Загоскин вызвал коридорного и приказал ему принести все номера газет, какие только сохранились в «Страмотуре». Малый вскоре вернулся с известием, что последние газеты отданы в цыганский хор на папильотки, а старые не сохранились.
— Неси хоть папильотки, все клочки газетные тащи сюда, а то сам возьмусь — хуже будет! — сказал Загоскин коридорному и для убедительности тряхнул его за плечи.
— Постараемся! — крикнул слуга, вырываясь из объятий постояльца.
Малого долго не было. Наконец он вернулся с пачкой газетных листков.
— Вот, извольте, — сказал он, протягивая листки издали, — остальные у цыганок в волосах.
— Пошел вон, дурак!
Загоскин выхватил из рук малого листки и принялся их разглядывать. Это была какая-то мешанина! Оборванные на половине объявления о продаже лошадей и крепостных, театральные анонсы, хроника, указы о наградах и производствах, банковские отчеты. Он терпеливо раскладывал листки, перевертывал на другую сторону. Нетронутый обед давно остыл, самовар перестал шуметь, а Загоскин все продолжал свое занятие. Пересмотрев все листки, он узнал о главном — золото в Калифорнии было найдено на землях Саттера. Значит, «шуту гороховому» были проданы сокровища, к которым жадно устремился теперь весь мир!
Загоскин скомкал листки и выкинул их в плевательницу. Осмотревшись, он увидел еще один газетный обрывок на полу. Он поднес обрывок к глазам и прочел всего три слова: «Рахижан» и «…золотой табакеркой». Эти слова были набраны разными шрифтами — первое более крупным, остальные — помельче. Очевидно, это был отрывок из списка награждений, который обычно печатался в официальной части «Ведомостей».

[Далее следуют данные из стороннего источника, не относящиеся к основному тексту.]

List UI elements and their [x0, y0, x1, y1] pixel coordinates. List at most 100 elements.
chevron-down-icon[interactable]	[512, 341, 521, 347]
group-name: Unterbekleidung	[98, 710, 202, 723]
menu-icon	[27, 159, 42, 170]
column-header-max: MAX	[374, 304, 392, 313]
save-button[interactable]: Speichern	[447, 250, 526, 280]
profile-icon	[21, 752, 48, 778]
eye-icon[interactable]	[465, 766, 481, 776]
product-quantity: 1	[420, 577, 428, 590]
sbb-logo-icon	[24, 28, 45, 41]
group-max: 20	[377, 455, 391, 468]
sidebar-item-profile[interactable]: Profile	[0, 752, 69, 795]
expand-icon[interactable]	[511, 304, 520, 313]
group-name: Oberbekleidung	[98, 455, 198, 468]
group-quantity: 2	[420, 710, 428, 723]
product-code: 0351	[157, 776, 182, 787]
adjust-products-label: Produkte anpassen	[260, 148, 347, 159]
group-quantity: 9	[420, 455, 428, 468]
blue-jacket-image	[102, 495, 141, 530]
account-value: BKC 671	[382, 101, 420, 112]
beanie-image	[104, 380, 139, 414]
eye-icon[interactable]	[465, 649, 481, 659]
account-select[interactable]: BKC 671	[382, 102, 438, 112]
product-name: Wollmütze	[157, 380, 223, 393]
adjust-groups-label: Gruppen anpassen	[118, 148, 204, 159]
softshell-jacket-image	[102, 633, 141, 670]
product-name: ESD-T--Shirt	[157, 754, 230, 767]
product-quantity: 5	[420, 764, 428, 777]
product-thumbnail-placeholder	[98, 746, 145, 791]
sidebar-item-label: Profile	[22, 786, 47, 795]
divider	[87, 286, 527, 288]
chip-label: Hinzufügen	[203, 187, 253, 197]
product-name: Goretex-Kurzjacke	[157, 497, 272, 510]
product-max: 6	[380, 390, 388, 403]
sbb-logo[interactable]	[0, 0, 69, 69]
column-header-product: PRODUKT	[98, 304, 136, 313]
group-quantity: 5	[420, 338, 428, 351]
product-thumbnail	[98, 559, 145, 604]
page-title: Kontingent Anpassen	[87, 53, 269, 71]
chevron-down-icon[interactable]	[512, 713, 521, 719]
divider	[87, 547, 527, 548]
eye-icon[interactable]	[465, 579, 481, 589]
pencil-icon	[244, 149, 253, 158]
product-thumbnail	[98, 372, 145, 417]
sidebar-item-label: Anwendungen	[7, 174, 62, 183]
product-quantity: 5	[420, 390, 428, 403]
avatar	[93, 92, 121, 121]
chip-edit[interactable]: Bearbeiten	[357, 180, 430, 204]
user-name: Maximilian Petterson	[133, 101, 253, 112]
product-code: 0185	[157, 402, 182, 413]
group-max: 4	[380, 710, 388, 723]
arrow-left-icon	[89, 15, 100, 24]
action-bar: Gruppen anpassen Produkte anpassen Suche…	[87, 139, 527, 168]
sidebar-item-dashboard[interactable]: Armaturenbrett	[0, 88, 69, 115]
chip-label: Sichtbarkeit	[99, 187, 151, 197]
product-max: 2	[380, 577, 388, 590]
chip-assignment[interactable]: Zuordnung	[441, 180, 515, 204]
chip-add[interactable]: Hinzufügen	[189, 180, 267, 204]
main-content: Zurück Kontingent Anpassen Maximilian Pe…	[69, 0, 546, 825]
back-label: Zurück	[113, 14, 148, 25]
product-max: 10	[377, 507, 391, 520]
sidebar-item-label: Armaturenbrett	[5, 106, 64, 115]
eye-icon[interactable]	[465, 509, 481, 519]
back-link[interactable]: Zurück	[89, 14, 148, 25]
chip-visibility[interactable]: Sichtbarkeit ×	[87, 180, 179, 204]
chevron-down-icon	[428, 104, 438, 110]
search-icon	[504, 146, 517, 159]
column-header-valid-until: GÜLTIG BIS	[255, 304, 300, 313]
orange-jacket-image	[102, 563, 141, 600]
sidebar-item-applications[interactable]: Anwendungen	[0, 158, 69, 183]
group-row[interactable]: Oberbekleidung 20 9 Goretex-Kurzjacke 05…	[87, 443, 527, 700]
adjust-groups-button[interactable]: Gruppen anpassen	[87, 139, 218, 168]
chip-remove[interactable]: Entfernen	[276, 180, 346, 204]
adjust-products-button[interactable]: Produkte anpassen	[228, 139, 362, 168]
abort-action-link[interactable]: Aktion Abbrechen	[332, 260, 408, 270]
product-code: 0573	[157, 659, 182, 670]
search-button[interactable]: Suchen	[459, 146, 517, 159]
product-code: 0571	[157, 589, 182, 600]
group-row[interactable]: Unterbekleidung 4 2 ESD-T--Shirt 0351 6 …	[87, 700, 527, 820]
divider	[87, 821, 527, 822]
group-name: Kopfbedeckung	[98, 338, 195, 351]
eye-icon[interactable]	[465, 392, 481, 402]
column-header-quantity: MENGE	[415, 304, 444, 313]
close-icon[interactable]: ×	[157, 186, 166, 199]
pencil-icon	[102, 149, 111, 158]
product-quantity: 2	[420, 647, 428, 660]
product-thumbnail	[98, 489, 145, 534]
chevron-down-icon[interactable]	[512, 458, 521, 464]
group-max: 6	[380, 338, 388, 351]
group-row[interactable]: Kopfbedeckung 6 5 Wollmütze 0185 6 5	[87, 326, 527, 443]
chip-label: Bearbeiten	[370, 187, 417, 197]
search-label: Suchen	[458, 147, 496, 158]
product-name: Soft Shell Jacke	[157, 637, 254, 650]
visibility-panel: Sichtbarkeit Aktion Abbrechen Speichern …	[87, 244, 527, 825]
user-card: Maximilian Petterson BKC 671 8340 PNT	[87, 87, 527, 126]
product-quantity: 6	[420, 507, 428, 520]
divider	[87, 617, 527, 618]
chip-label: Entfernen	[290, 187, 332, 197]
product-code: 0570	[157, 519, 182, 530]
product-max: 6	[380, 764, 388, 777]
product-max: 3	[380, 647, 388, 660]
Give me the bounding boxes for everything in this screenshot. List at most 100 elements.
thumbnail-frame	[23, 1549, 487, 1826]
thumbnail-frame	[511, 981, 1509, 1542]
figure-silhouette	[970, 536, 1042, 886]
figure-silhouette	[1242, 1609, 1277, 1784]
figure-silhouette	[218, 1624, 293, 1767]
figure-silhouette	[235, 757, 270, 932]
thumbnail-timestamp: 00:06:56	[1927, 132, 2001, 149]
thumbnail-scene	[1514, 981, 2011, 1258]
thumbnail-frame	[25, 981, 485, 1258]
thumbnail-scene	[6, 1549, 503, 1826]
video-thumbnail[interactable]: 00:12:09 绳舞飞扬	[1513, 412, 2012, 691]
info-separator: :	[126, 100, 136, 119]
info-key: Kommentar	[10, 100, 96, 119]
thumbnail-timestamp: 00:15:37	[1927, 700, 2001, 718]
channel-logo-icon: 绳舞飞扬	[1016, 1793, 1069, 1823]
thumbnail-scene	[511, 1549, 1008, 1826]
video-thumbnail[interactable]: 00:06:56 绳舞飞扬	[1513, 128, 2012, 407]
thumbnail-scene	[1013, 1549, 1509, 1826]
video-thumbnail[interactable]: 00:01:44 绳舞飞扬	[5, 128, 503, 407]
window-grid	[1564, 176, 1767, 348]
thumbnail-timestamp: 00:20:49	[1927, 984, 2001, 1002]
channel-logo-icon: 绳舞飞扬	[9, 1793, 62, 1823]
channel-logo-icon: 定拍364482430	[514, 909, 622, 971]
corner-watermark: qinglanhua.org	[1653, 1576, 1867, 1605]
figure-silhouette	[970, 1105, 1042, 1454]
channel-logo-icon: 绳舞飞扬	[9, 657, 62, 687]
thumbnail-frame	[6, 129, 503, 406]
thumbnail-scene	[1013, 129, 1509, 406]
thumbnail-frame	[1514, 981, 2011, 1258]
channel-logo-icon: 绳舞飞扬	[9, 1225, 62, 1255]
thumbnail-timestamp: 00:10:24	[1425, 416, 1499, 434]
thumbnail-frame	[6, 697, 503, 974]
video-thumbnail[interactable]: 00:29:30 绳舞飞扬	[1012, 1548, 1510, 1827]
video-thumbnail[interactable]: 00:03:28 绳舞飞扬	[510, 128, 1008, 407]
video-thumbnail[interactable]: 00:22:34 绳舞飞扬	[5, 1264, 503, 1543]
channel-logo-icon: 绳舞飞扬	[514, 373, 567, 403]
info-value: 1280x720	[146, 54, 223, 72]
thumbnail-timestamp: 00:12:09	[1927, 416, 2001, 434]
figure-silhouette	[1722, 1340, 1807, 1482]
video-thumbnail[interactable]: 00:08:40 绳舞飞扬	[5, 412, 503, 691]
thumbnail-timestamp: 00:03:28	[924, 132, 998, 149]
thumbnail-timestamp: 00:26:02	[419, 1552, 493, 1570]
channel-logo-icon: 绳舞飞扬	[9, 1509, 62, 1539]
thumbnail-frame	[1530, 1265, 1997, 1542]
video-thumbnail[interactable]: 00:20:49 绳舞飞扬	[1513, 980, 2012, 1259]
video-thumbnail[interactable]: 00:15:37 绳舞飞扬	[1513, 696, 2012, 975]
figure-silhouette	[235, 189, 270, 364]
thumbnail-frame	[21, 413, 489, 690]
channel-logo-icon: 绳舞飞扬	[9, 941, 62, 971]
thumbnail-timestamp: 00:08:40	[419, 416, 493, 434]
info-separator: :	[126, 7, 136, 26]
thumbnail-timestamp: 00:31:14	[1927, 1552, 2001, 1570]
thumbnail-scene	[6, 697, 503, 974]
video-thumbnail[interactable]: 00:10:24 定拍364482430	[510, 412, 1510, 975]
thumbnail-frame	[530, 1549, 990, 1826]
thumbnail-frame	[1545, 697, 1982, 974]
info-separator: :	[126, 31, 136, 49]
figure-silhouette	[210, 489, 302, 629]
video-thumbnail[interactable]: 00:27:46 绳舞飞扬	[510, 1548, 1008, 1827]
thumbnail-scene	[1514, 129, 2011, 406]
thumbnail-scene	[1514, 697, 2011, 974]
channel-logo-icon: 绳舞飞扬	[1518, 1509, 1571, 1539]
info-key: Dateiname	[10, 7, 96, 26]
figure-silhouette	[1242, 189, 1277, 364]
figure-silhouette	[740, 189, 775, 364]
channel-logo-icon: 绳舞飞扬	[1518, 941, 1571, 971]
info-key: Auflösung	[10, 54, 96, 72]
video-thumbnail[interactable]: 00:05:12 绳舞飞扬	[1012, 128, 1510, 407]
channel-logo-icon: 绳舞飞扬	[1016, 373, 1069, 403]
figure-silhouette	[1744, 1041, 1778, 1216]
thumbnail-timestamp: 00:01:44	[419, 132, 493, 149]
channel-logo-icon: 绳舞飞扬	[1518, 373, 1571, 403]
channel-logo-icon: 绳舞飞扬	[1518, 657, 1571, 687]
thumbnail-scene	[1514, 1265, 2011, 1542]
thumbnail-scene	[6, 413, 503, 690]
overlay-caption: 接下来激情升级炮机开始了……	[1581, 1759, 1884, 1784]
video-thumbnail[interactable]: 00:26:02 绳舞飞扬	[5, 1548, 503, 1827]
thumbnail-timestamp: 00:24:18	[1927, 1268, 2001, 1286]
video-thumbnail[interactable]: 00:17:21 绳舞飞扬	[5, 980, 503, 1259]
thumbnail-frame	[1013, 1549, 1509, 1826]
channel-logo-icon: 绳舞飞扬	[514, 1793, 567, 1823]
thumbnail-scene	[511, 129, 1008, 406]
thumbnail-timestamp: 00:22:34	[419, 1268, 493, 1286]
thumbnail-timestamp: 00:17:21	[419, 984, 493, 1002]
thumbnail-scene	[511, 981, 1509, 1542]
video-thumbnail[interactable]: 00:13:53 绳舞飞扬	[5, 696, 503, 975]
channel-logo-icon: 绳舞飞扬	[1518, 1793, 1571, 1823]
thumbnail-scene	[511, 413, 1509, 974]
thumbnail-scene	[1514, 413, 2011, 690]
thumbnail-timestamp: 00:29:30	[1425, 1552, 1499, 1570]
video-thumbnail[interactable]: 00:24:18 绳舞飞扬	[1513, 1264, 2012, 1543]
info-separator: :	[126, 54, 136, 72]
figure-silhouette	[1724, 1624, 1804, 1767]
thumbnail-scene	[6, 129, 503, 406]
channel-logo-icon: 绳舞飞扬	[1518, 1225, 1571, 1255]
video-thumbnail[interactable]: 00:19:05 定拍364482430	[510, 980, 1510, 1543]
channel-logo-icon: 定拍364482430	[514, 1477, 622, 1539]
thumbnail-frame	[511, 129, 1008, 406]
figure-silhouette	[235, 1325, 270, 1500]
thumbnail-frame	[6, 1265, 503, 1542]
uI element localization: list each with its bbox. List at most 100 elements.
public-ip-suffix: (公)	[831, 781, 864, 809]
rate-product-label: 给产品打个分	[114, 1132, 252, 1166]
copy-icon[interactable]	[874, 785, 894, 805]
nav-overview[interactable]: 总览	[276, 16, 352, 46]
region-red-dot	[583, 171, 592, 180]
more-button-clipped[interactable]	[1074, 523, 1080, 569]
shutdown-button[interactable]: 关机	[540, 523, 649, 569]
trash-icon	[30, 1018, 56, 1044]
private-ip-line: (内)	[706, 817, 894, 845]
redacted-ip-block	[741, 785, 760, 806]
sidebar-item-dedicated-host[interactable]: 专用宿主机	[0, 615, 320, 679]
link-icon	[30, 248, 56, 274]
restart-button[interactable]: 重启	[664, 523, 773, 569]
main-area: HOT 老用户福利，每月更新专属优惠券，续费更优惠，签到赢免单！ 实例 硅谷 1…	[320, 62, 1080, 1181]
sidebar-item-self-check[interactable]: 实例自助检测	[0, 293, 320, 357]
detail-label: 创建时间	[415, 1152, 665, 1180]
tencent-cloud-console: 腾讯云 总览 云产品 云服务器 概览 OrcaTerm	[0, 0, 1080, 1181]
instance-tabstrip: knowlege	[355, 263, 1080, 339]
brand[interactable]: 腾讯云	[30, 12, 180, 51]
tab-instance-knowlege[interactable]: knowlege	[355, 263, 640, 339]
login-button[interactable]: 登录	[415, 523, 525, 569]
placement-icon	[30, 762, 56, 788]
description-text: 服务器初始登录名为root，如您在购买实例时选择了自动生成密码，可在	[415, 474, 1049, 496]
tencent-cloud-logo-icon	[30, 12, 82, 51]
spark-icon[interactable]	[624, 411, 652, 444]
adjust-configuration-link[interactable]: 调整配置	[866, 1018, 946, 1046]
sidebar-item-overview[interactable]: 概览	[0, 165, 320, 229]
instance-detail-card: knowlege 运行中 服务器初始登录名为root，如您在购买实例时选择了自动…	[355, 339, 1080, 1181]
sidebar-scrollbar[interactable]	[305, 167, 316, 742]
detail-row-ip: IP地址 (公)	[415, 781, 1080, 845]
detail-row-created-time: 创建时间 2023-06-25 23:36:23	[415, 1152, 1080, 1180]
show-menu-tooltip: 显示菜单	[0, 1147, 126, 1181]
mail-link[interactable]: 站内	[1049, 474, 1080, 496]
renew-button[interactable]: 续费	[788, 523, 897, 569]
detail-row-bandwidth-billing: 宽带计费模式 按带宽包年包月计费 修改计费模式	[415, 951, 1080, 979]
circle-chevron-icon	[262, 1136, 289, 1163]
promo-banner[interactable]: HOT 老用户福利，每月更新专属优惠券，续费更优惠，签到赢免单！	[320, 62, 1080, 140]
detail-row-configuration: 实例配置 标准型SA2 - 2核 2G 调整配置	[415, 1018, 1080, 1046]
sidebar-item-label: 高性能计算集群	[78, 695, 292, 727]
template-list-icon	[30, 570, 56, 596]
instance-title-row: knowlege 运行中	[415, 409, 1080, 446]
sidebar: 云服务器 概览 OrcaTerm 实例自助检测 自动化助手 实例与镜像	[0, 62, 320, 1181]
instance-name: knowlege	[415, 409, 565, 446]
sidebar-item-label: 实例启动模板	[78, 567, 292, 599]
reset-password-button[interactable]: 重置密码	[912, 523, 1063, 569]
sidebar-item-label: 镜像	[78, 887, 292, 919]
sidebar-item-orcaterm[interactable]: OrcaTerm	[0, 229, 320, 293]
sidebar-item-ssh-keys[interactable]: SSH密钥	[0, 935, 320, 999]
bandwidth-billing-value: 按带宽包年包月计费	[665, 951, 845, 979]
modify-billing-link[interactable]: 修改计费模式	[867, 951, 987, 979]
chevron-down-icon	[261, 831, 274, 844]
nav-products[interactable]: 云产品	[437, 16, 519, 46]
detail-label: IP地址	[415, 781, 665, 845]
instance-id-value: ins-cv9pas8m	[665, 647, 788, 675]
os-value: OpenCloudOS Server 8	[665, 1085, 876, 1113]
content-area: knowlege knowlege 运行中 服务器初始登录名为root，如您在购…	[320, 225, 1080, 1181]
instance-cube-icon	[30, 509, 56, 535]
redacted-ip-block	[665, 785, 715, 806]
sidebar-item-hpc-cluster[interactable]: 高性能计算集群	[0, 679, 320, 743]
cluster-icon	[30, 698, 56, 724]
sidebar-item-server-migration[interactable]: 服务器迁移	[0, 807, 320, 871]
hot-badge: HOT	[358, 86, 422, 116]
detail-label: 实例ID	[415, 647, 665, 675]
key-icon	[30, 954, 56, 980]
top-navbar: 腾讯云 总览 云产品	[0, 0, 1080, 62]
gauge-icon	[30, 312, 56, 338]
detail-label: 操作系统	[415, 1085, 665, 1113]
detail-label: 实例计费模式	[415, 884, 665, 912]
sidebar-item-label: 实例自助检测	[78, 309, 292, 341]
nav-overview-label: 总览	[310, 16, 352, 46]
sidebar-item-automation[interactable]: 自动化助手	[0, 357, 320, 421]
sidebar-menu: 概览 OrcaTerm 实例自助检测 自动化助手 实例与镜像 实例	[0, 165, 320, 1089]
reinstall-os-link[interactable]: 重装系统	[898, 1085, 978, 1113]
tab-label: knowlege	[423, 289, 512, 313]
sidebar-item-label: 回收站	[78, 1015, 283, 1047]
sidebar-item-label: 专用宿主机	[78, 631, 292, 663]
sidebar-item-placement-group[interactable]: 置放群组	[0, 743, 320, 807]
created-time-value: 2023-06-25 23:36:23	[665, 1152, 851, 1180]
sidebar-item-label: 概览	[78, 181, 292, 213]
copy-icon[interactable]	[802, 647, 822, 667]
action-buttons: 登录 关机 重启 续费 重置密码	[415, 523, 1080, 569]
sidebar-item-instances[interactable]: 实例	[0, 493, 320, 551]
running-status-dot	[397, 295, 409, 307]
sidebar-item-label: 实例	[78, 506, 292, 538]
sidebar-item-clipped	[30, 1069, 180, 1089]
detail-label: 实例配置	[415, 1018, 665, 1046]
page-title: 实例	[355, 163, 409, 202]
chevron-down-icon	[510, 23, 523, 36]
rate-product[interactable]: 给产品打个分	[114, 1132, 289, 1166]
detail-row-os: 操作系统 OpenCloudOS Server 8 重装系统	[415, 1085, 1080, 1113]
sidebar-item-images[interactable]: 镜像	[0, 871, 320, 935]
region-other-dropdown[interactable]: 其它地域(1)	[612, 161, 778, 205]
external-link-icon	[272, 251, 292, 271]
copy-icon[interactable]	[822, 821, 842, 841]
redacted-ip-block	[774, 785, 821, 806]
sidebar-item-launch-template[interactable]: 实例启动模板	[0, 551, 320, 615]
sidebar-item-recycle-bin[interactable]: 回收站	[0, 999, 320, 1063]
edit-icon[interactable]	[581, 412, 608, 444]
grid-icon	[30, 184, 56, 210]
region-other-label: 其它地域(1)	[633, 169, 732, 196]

Остаток дня Загоскин употребил на бесцельные прогулки по Рязани. Он даже не помнил в точности, где успел побывать.
Очнулся он от своего забытья у древних монастырских стен. Перед тем как покинуть это уединенное место, Загоскин хотел впитать в себя тишину. В ней он находил силы для жизни — беспокойной и трудной. Здесь было так тихо, что слышался даже шорох крыльев стрижей, пролетавших над звонницей. Задень стриж концом крыла зеленую медь — и слабый шепот колокола стал бы внятен в такой тишине.
Загоскин опустился на землю и долго лежал в густой траве, разглядывая рогатых жуков и красноватых муравьев, хлопотливо таскающих сухие былинки. Он внезапно рассмеялся, вспомнив разговор с полицейским в Пензе.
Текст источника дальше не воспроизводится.